Unpacking 'bhog-er khichuri' on Durga Puja

The Bengali term pet pujo is the flavour of the season. With strict social distancing restrictions in place, festivities have been about going back to basics. Food, inevitably, reigns supreme; for one might be able to resist the urge to buy notun jama (Bengali for new clothes), but a persistent craving for bhog-er khichuri (khichadi from the Durga Puja community feast) is hard to overcome.

Home chefs, restaurants and delivery kitchens have risen to the occasion. Their menus feature items synonymous with Durga Puja; the must-haves include—Bengali fish fry, kosha mangsho, payesh and bhog-er khichuri. The last item, however, can start a conversation on why including it in a food delivery menu, not officially associated with a Durga Puja committee, can be problematic.

Bhog, used in the context of Hindu festivals, loosely translates as an offering to God. When a dish is thus named, it indicates a link to this practice. “To worship Goddess Durga, typically, a large vegetarian spread is prepared and khichuri is one of the dishes. There are strict rules: the cook has to shower and wear clean clothes, he or she needs to fast, prepare the food in absolutely clean vessels, no trial tastings and no onion and garlic,” says Pritha Sen, Culinary Historian and Consultant specialising in Bengali cuisine. The food thus cooked is offered to the Goddess and some of it is kept aside as prasad. Worshippers come in large numbers and it is impossible to feed all. So, a community kitchen separately cooks food and a small quantity of prasad is mixed with it. This is distributed among worshipers who partake in a community feast, also termed as bhog. The menu has khichuri cooked with carrots and peas, tomato chutney, aloo dum and batter fried eggplant or bengun bhaaja. Every Durga Puja celebration is organised by a committee and they have members who are usually residents from neighbouring areas.

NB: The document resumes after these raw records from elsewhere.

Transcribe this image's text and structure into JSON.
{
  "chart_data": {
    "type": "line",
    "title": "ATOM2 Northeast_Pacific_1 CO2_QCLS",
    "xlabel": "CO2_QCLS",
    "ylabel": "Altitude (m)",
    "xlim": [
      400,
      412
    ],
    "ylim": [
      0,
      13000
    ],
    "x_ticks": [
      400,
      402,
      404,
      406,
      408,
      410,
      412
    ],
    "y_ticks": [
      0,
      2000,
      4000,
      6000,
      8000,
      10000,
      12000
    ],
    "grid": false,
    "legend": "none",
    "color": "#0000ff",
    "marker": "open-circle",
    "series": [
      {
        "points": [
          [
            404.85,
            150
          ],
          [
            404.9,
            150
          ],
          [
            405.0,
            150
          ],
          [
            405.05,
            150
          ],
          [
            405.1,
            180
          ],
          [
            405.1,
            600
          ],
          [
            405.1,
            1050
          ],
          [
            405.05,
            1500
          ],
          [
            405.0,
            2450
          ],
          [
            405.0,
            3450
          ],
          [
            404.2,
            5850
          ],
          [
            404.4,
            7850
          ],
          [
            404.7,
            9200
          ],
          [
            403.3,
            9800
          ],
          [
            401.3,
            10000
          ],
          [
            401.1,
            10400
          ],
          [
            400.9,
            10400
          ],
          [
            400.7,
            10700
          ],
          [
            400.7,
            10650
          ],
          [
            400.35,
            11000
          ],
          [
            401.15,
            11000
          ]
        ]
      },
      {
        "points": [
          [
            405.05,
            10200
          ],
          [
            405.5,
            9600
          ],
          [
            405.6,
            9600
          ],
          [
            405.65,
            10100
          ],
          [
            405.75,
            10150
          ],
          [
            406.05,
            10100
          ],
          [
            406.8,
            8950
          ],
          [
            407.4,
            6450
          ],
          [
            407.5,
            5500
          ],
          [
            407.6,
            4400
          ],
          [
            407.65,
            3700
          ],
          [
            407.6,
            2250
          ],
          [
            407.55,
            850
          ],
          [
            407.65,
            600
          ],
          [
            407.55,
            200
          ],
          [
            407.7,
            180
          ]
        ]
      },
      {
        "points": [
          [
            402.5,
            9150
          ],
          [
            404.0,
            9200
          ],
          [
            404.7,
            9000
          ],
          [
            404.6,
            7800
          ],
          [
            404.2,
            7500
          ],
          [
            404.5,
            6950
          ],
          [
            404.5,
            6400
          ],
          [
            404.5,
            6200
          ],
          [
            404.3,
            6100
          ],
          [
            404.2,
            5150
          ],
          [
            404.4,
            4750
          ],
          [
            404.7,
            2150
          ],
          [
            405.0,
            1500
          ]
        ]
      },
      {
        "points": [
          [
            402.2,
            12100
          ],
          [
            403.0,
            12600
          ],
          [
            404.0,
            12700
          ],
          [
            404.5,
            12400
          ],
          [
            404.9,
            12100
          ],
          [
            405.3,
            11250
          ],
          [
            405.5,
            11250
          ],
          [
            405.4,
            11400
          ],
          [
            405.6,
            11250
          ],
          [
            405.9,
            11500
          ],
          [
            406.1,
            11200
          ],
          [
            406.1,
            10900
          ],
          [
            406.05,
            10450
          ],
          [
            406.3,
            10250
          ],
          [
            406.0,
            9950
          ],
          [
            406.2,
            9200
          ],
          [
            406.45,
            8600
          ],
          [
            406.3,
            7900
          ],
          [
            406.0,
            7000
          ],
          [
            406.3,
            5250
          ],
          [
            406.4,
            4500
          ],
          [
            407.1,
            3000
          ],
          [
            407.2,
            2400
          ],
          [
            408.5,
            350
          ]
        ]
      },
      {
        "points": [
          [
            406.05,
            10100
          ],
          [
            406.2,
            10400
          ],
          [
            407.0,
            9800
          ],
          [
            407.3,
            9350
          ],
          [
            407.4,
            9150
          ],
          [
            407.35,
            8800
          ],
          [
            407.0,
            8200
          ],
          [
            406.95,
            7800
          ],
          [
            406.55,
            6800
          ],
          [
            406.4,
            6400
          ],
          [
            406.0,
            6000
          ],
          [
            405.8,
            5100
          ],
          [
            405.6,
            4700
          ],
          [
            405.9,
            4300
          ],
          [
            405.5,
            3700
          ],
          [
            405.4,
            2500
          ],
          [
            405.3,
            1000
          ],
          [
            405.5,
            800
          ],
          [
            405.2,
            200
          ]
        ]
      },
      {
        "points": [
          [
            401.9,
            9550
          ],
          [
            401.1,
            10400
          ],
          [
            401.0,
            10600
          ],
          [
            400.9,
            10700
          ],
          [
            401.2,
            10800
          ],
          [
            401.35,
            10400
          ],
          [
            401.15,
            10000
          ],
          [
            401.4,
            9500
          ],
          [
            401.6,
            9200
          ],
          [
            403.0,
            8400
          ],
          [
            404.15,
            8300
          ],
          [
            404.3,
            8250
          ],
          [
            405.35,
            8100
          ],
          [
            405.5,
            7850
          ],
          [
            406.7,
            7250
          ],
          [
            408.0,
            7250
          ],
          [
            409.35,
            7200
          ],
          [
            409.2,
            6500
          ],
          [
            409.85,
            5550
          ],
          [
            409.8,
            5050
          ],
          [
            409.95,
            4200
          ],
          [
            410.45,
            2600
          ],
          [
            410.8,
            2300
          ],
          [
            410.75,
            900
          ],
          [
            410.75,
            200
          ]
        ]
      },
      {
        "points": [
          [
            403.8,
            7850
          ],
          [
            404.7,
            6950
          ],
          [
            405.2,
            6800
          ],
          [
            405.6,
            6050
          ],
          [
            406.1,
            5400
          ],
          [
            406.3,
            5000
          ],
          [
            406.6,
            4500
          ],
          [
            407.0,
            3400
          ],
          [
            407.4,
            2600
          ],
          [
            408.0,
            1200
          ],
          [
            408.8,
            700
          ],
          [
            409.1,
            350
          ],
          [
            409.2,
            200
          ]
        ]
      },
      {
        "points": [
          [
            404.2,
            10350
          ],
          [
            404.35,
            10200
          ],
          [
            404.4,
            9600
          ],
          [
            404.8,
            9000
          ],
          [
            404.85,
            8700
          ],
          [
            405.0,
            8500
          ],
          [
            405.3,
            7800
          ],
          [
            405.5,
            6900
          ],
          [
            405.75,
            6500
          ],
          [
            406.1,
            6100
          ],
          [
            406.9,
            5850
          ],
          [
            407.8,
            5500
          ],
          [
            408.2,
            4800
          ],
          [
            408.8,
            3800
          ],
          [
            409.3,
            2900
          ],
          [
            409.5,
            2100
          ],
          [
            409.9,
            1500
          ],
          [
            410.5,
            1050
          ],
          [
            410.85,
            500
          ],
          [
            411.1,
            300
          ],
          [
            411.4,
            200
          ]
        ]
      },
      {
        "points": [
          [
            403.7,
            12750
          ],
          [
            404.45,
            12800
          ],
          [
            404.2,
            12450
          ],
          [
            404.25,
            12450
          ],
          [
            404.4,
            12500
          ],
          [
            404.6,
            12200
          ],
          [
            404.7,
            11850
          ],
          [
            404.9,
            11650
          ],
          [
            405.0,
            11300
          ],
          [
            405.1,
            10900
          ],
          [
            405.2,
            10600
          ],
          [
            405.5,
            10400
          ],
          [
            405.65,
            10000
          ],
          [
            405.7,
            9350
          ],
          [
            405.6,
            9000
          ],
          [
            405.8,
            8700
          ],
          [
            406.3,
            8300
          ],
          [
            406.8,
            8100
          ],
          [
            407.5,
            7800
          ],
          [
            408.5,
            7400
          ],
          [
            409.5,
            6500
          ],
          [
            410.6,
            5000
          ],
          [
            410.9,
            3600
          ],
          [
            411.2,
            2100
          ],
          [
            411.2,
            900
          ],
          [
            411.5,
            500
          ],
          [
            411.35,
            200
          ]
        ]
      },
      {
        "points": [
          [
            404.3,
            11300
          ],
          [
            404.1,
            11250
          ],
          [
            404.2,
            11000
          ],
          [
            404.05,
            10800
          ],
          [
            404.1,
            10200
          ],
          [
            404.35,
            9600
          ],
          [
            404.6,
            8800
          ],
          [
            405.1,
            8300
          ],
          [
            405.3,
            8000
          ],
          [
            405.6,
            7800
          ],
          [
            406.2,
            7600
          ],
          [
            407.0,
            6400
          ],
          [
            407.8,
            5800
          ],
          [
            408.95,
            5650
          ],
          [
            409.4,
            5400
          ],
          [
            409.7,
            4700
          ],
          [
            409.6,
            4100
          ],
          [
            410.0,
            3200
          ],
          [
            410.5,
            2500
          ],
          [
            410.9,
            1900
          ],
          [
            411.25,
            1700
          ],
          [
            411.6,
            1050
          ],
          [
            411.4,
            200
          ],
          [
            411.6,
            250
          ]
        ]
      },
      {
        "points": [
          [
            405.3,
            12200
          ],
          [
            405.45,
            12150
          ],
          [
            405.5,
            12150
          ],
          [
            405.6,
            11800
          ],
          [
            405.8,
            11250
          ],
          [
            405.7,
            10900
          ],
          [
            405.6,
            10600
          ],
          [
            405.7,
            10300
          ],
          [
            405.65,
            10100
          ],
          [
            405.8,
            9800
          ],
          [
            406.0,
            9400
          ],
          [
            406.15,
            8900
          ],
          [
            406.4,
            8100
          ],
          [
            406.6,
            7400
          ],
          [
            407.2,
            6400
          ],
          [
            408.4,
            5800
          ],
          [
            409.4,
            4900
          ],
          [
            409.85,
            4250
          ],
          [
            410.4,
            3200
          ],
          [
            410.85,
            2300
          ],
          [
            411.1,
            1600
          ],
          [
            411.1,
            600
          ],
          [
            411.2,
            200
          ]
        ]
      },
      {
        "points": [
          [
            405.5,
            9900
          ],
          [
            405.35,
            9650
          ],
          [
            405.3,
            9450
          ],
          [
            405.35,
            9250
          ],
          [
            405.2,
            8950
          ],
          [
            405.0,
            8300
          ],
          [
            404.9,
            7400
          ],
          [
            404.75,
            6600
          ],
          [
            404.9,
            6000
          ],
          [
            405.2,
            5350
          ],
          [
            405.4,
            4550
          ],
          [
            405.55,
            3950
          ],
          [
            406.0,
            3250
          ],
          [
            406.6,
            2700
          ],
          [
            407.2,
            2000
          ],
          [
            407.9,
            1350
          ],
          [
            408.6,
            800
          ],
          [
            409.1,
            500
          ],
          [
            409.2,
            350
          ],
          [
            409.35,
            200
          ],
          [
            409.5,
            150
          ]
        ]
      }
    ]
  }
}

The bhog is served to them and those who visit the puja venue during lunch. A spirit of service permeates this community meal; no one is refused food. To be inclusive, Sen says the community bhog is vegetarian. This year, with public gatherings disallowed, this bhog is being delivered to members’ homes through Swiggy and Zomato, and the puja organisers are involved in social causes pertaining to education, health and elderly care, or charitable initiatives to distribute food and funds among those affected by the lockdown. The bhog-er khichuri is part of these food distribution drives too.

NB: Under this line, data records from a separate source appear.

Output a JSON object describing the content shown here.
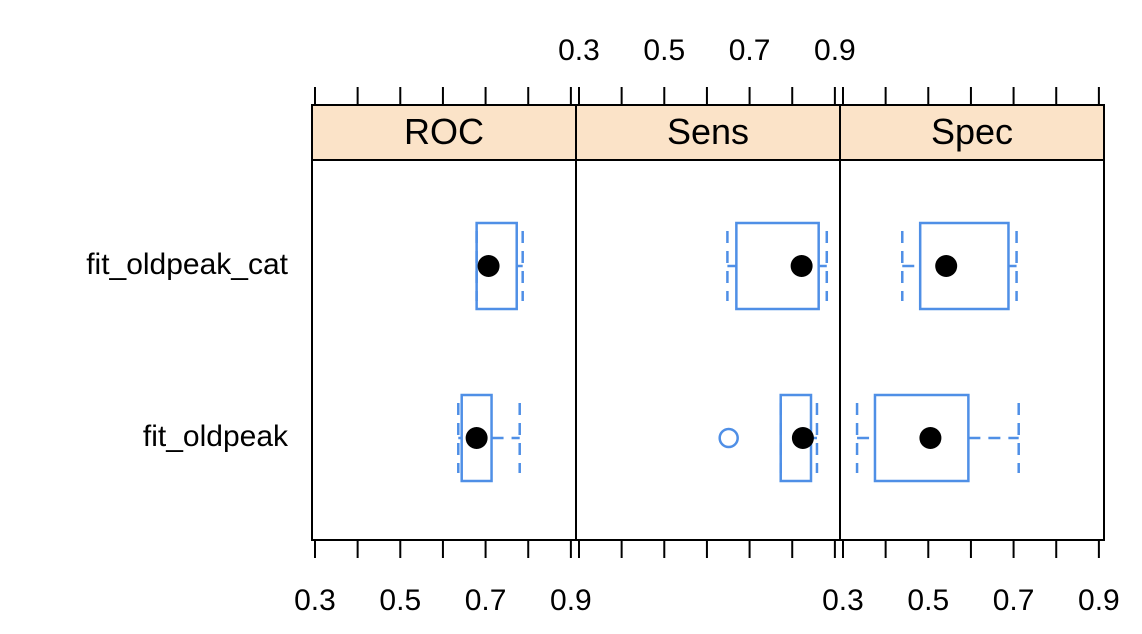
{
  "chart_data": {
    "type": "box",
    "categories": [
      "fit_oldpeak_cat",
      "fit_oldpeak"
    ],
    "panels": [
      {
        "name": "ROC",
        "boxes": [
          {
            "min": 0.679,
            "q1": 0.679,
            "median": 0.707,
            "q3": 0.773,
            "max": 0.787,
            "outliers": []
          },
          {
            "min": 0.636,
            "q1": 0.644,
            "median": 0.679,
            "q3": 0.714,
            "max": 0.78,
            "outliers": []
          }
        ]
      },
      {
        "name": "Sens",
        "boxes": [
          {
            "min": 0.648,
            "q1": 0.669,
            "median": 0.822,
            "q3": 0.862,
            "max": 0.881,
            "outliers": []
          },
          {
            "min": 0.773,
            "q1": 0.773,
            "median": 0.825,
            "q3": 0.844,
            "max": 0.858,
            "outliers": [
              0.651
            ]
          }
        ]
      },
      {
        "name": "Spec",
        "boxes": [
          {
            "min": 0.439,
            "q1": 0.481,
            "median": 0.542,
            "q3": 0.688,
            "max": 0.707,
            "outliers": []
          },
          {
            "min": 0.333,
            "q1": 0.375,
            "median": 0.505,
            "q3": 0.594,
            "max": 0.712,
            "outliers": []
          }
        ]
      }
    ],
    "xlim": [
      0.293,
      0.912
    ],
    "xticks": [
      0.3,
      0.5,
      0.7,
      0.9
    ],
    "minor_xticks": [
      0.4,
      0.6,
      0.8
    ],
    "tick_label_sides": [
      "bottom",
      "top",
      "bottom"
    ],
    "box_color": "#4f8fe6",
    "median_color": "#000000",
    "strip_color": "#fbe3c8"
  }
}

So, Sen points out there is a disconnect when restaurants or home chefs launch Durga Puja Bhog menus or have items like bhog-er khichuri. She is a consultant for Gormei Travel, a Hong Kong-based food and travel company that closely works with home chefs in Kolkata. When they approached her for planning a Durga Puja-themed menu, she stayed away from bhog-er khichuri, instead she suggested bhuni khichuri. Their recipes don’t differ, but why have different names? Sen says, "You see, in my mind, the bhog-er khichuri is something that has received the sanctity of the Goddess. It is not a recipe. It’s a concept.”

“In my mind, the bhog-er khichuri is something that has received the sanctity of the Goddess. It is not a recipe. It’s a concept.”—Pritha Sen, Food Historian and Culinary Consultant


The bhog is not the only gastronomical highlight during Durga Puja. Food stalls set up in pandal campuses would jostle for attention too. There would be signature street food specialities such as puchkas, Kolkata rolls and sigharas (Bengali samosas), complete meals with fish and mutton dishes and a whole host of sweet treats such as kala jamun, chom chom and mishti doi. Some home chefs and restaurants have tried to capture this aspect and not mentioned bhog in their menus. Theirs have names like Pujo Feasts or Pujo Special with items such as Dak Bungalow Chicken, Chingri Malai prawn and fish cutlets. In Mumbai, Subhasree Basu who runs a delivery set-up Hungry Cat Kitchen moved away from the usual suspects to offer Scotch Eggs, prawn cocktail salad and mini puffs reminiscent of Anglo-Indian cuisine from the city of joy. In Delhi, Babo’s Home Kitchen cooking up a storm with aloo poshto, chanar dalna and a special platter of bhaaja (fried gourds, cauliflowers and potatoes). In Bengaluru, there's Esplanade, a restaurant specialising in Bengali cuisine with dishes evocative of memories from Kolkata, home chef Srobona Das with her venture Tinni Ginni has a warm homemade affair with dishes like phulkopi aloo bhaja (cauliflower potato fry) and dry jamun and gurer payesh. Esplanade’s founder and chef Shubhankar Dhar was very particular about not using the word bhog on his menu.

But, on social media, Bengalis are posting photos of home-cooked khichuri and describing it as Bhog-er food with emotional nostalgic captions. Is it erroneous? There are multiple ways to interpret this at a time when authenticity of food is debatable and nostalgia runs high. There is little harm in trying to recreate a puja-feel at home when food is a profound connect to the spirit of celebrations. Srobona Das points out, “For Bengalis, Durga Pujo is an emotion.”